It's not excusable, but it is at last explicable. I discovered the fire bucket was full of pamphlets from those weird political parties you hear about but don't-quite-believe-in. With names like "Campaign for a cleaner britain". One of the leaflets was about "Overcrowded UK". You don't get things like this in the city - but in the countryside (which is bloody empty) these parties are everywhere. My mother doesn't actually read them (her glaucoma is so advanced she no longer reads), but, as she's lighting the fire with the damn things, she glances at the headlines and it confirms Her Worst Suspicions about the world.

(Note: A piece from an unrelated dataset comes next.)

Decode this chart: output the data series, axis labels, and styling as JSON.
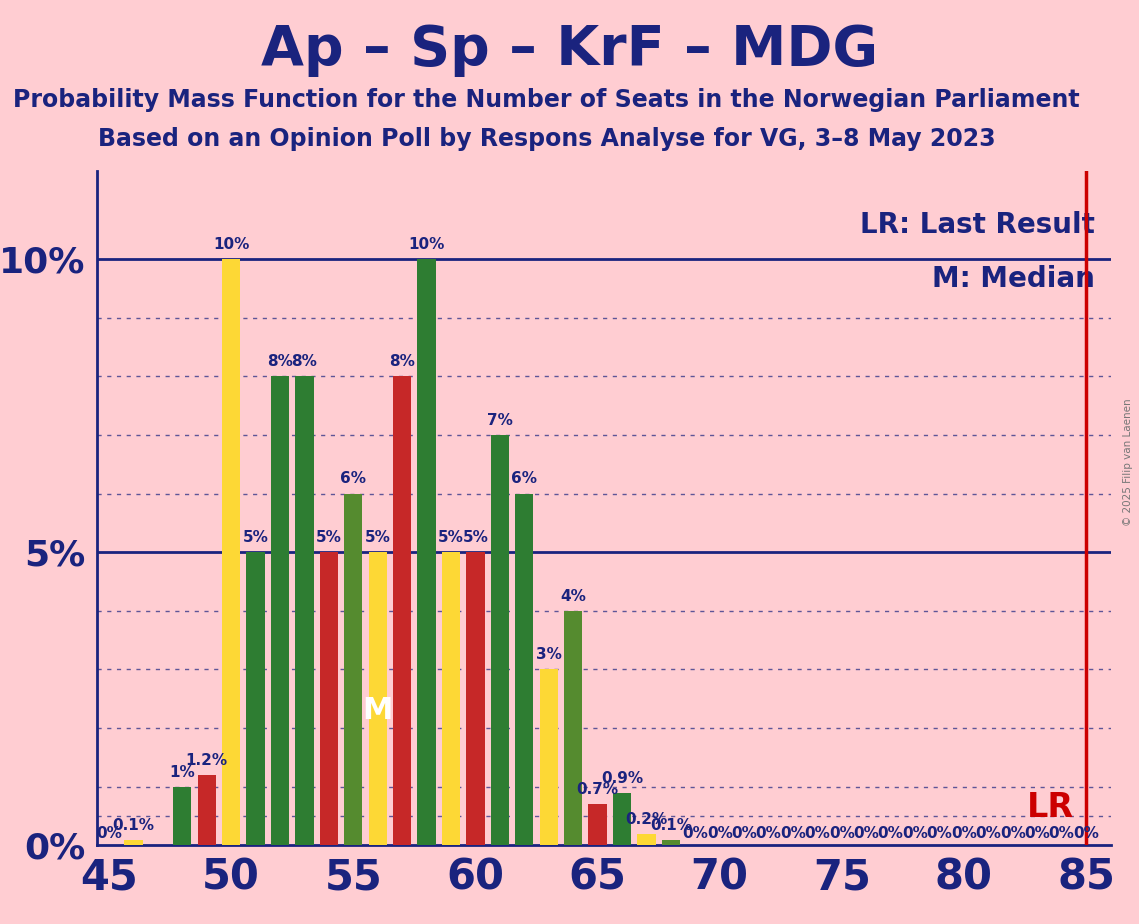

While it's rather wonderful here, it's odd like that. There's a sign on the local charity shop which says "YOUR HOSPICE - YOU'LL BE SURPRISED" which sums it up, really. After a week here, I've started doing the "country laugh" where you'll finish a sentence ("It's warm today, isn't it?") with a little jovial chuckle. This lovely little town is full of people greeting each other with the country laugh ("Musn't grumble - hee hee hee") and pottering about like Second Victims on an ITV3 show. I'm watching a lot of ITV3. That and property shows.

I do rather love it here. But I'd also quite like... yes, I'd very much like to go home soon. Still, mustn't grumble, eh? ha ha.